With the nuptials approaching, religion became a source of tension. At the start, Bob’s Protestant parents hinted they might not attend their only child’s Catholic wedding. Mary mentioned this to her Dad. He said, “He’s an only child. They’ll be there.” Bob sat for religious training with Purdue’s Catholic priest.

“That went pretty well,” Bob recalled, “mostly because I brought cigars and we discussed philosophy.”

But when the couple met with Mary’s hometown priest, his un-Christian attitudes shocked them.
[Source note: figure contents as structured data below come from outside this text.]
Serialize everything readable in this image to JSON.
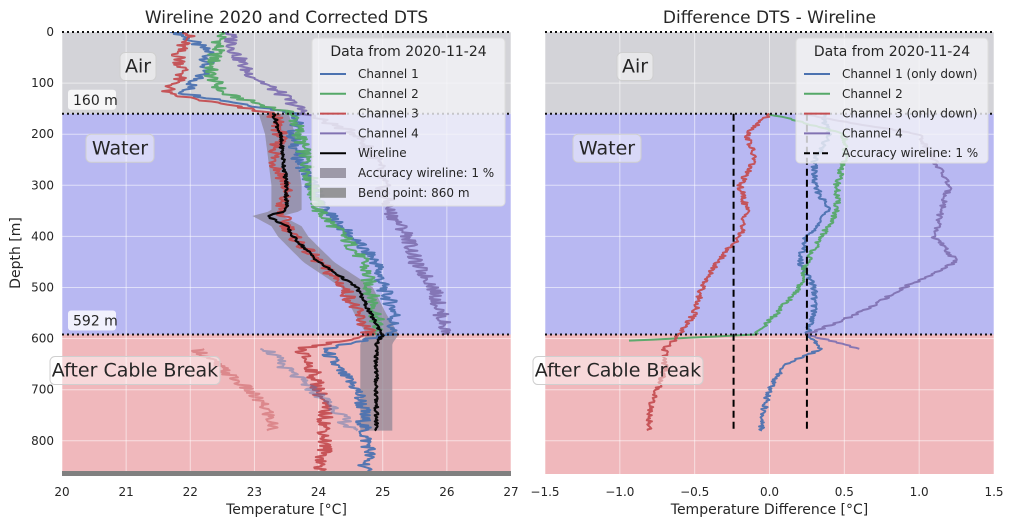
{
  "chart_data": [
    {
      "type": "line",
      "title": "Wireline 2020 and Corrected DTS",
      "xlabel": "Temperature [°C]",
      "ylabel": "Depth [m]",
      "xlim": [
        20,
        27
      ],
      "ylim": [
        865,
        0
      ],
      "xticks": [
        20,
        21,
        22,
        23,
        24,
        25,
        26,
        27
      ],
      "yticks": [
        0,
        100,
        200,
        300,
        400,
        500,
        600,
        700,
        800
      ],
      "grid": true,
      "legend": {
        "title": "Data from 2020-11-24",
        "placement": "top-right",
        "entries": [
          "Channel 1",
          "Channel 2",
          "Channel 3",
          "Channel 4",
          "Wireline",
          "Accuracy wireline: 1 %",
          "Bend point: 860 m"
        ]
      },
      "regions": [
        {
          "label": "Air",
          "from": 0,
          "to": 160,
          "color": "#d3d3d8"
        },
        {
          "label": "Water",
          "from": 160,
          "to": 592,
          "color": "#b8b8f2"
        },
        {
          "label": "After Cable Break",
          "from": 592,
          "to": 865,
          "color": "#f0b8bc"
        }
      ],
      "boundary_labels": [
        "160 m",
        "592 m"
      ],
      "boundaries": [
        160,
        592
      ],
      "bend_point": 860,
      "series": [
        {
          "name": "Channel 1",
          "color": "#4c72b0",
          "depth": [
            0,
            40,
            80,
            120,
            160,
            200,
            250,
            300,
            350,
            400,
            450,
            500,
            550,
            592,
            620,
            660,
            700,
            740,
            780,
            820,
            860
          ],
          "values": [
            21.8,
            22.3,
            22.2,
            21.9,
            23.7,
            23.6,
            23.7,
            23.9,
            24.1,
            24.5,
            24.9,
            25.0,
            25.2,
            25.1,
            24.1,
            24.3,
            24.6,
            24.7,
            24.7,
            24.8,
            24.7
          ]
        },
        {
          "name": "Channel 2",
          "color": "#55a868",
          "depth": [
            0,
            40,
            80,
            120,
            160,
            200,
            250,
            300,
            350,
            400,
            450,
            500,
            550,
            592
          ],
          "values": [
            22.5,
            22.4,
            22.3,
            22.5,
            23.6,
            23.7,
            23.8,
            23.9,
            24.0,
            24.4,
            24.7,
            24.8,
            24.9,
            24.9
          ]
        },
        {
          "name": "Channel 3",
          "color": "#c44e52",
          "depth": [
            0,
            40,
            80,
            120,
            160,
            200,
            250,
            300,
            350,
            400,
            450,
            500,
            550,
            592,
            620,
            660,
            700,
            740,
            780,
            820,
            860
          ],
          "values": [
            22.0,
            21.8,
            21.9,
            21.6,
            23.3,
            23.4,
            23.3,
            23.5,
            23.4,
            23.6,
            24.0,
            24.4,
            24.6,
            24.8,
            23.7,
            23.9,
            24.0,
            24.1,
            24.1,
            24.1,
            24.0
          ]
        },
        {
          "name": "Channel 4",
          "color": "#8172b2",
          "depth": [
            0,
            40,
            80,
            120,
            160,
            200,
            250,
            300,
            350,
            400,
            450,
            500,
            550,
            592
          ],
          "values": [
            22.6,
            22.7,
            22.9,
            23.4,
            23.8,
            24.6,
            24.9,
            25.0,
            25.1,
            25.4,
            25.5,
            25.8,
            25.9,
            26.0
          ]
        },
        {
          "name": "Wireline",
          "color": "#000000",
          "depth": [
            160,
            200,
            250,
            300,
            350,
            360,
            380,
            400,
            450,
            500,
            550,
            592,
            610,
            650,
            700,
            750,
            780
          ],
          "values": [
            23.3,
            23.4,
            23.45,
            23.5,
            23.5,
            23.2,
            23.5,
            23.6,
            24.0,
            24.6,
            24.8,
            25.0,
            24.9,
            24.9,
            24.9,
            24.9,
            24.9
          ]
        },
        {
          "name": "Channel 1 (after break)",
          "color": "#4c72b0",
          "faded": true,
          "depth": [
            620,
            660,
            700,
            740,
            780
          ],
          "values": [
            23.2,
            23.5,
            23.9,
            24.3,
            24.5
          ]
        },
        {
          "name": "Channel 3 (after break)",
          "color": "#c44e52",
          "faded": true,
          "depth": [
            620,
            660,
            700,
            740,
            780
          ],
          "values": [
            22.1,
            22.5,
            22.9,
            23.2,
            23.3
          ]
        }
      ],
      "bands": [
        {
          "name": "Accuracy wireline: 1 %",
          "color": "#8a8494",
          "accuracy": 0.01,
          "depth": [
            160,
            200,
            250,
            300,
            350,
            360,
            380,
            400,
            450,
            500,
            550,
            592,
            610,
            650,
            700,
            750,
            780
          ],
          "center": [
            23.3,
            23.4,
            23.45,
            23.5,
            23.5,
            23.2,
            23.5,
            23.6,
            24.0,
            24.6,
            24.8,
            25.0,
            24.9,
            24.9,
            24.9,
            24.9,
            24.9
          ]
        }
      ]
    },
    {
      "type": "line",
      "title": "Difference DTS - Wireline",
      "xlabel": "Temperature Difference [°C]",
      "ylabel": "",
      "xlim": [
        -1.5,
        1.5
      ],
      "ylim": [
        865,
        0
      ],
      "xticks": [
        -1.5,
        -1.0,
        -0.5,
        0.0,
        0.5,
        1.0,
        1.5
      ],
      "xticklabels": [
        "−1.5",
        "−1.0",
        "−0.5",
        "0.0",
        "0.5",
        "1.0",
        "1.5"
      ],
      "grid": true,
      "legend": {
        "title": "Data from 2020-11-24",
        "placement": "top-right",
        "entries": [
          "Channel 1 (only down)",
          "Channel 2",
          "Channel 3 (only down)",
          "Channel 4",
          "Accuracy wireline: 1 %"
        ]
      },
      "regions": [
        {
          "label": "Air",
          "from": 0,
          "to": 160,
          "color": "#d3d3d8"
        },
        {
          "label": "Water",
          "from": 160,
          "to": 592,
          "color": "#b8b8f2"
        },
        {
          "label": "After Cable Break",
          "from": 592,
          "to": 865,
          "color": "#f0b8bc"
        }
      ],
      "boundaries": [
        160,
        592
      ],
      "series": [
        {
          "name": "Channel 1 (only down)",
          "color": "#4c72b0",
          "depth": [
            160,
            200,
            250,
            300,
            350,
            400,
            450,
            500,
            550,
            592,
            620,
            650,
            700,
            750,
            780
          ],
          "values": [
            0.35,
            0.4,
            0.3,
            0.3,
            0.4,
            0.25,
            0.2,
            0.3,
            0.3,
            0.25,
            0.35,
            0.1,
            0.0,
            -0.05,
            -0.05
          ]
        },
        {
          "name": "Channel 2",
          "color": "#55a868",
          "depth": [
            160,
            200,
            250,
            300,
            350,
            400,
            450,
            500,
            550,
            592,
            605
          ],
          "values": [
            0.0,
            0.5,
            0.5,
            0.45,
            0.45,
            0.35,
            0.25,
            0.2,
            0.05,
            -0.1,
            -1.0
          ]
        },
        {
          "name": "Channel 3 (only down)",
          "color": "#c44e52",
          "depth": [
            160,
            200,
            250,
            300,
            350,
            400,
            450,
            500,
            550,
            592,
            620,
            660,
            700,
            740,
            780
          ],
          "values": [
            0.0,
            -0.15,
            -0.1,
            -0.2,
            -0.15,
            -0.2,
            -0.35,
            -0.45,
            -0.5,
            -0.6,
            -0.7,
            -0.7,
            -0.75,
            -0.8,
            -0.8
          ]
        },
        {
          "name": "Channel 4",
          "color": "#8172b2",
          "depth": [
            160,
            200,
            250,
            300,
            350,
            400,
            450,
            500,
            550,
            592,
            620
          ],
          "values": [
            0.2,
            1.0,
            1.1,
            1.2,
            1.15,
            1.1,
            1.25,
            0.9,
            0.6,
            0.25,
            0.6
          ]
        }
      ],
      "accuracy_lines": {
        "name": "Accuracy wireline: 1 %",
        "values": [
          -0.24,
          0.25
        ],
        "from": 160,
        "to": 780
      }
    }
  ]
}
They requested a different pastor to conduct the ceremony.

On June 15, 1957, friends and family gathered, and Mary emerged at the end of the nave with her sister Maggie at her side. Bob, explaining that his parents were in the Catholic pews under duress, slipped the priest a twenty-dollar bill and asked him not to sprinkle them with holy water. But when Mary looked down the length of the church toward the alter, she exclaimed, “Oh, no, not him!” then walked out. The wedding had to be put on hold while Maggie explained to her sister that their preferred pastor was at home with a troublesome cyst on his side. At last the ceremony resumed.

After the reception, which was held in the backyard of Mary’s childhood home, the couple took their first drive together as man and wife in the same ‘51 Mercury that played such an important role in their romance. However, on that day it was cleverly camouflaged in a new coat of bright blue paint, and hidden in plain sight to avoid being decorated with tin cans and streamers.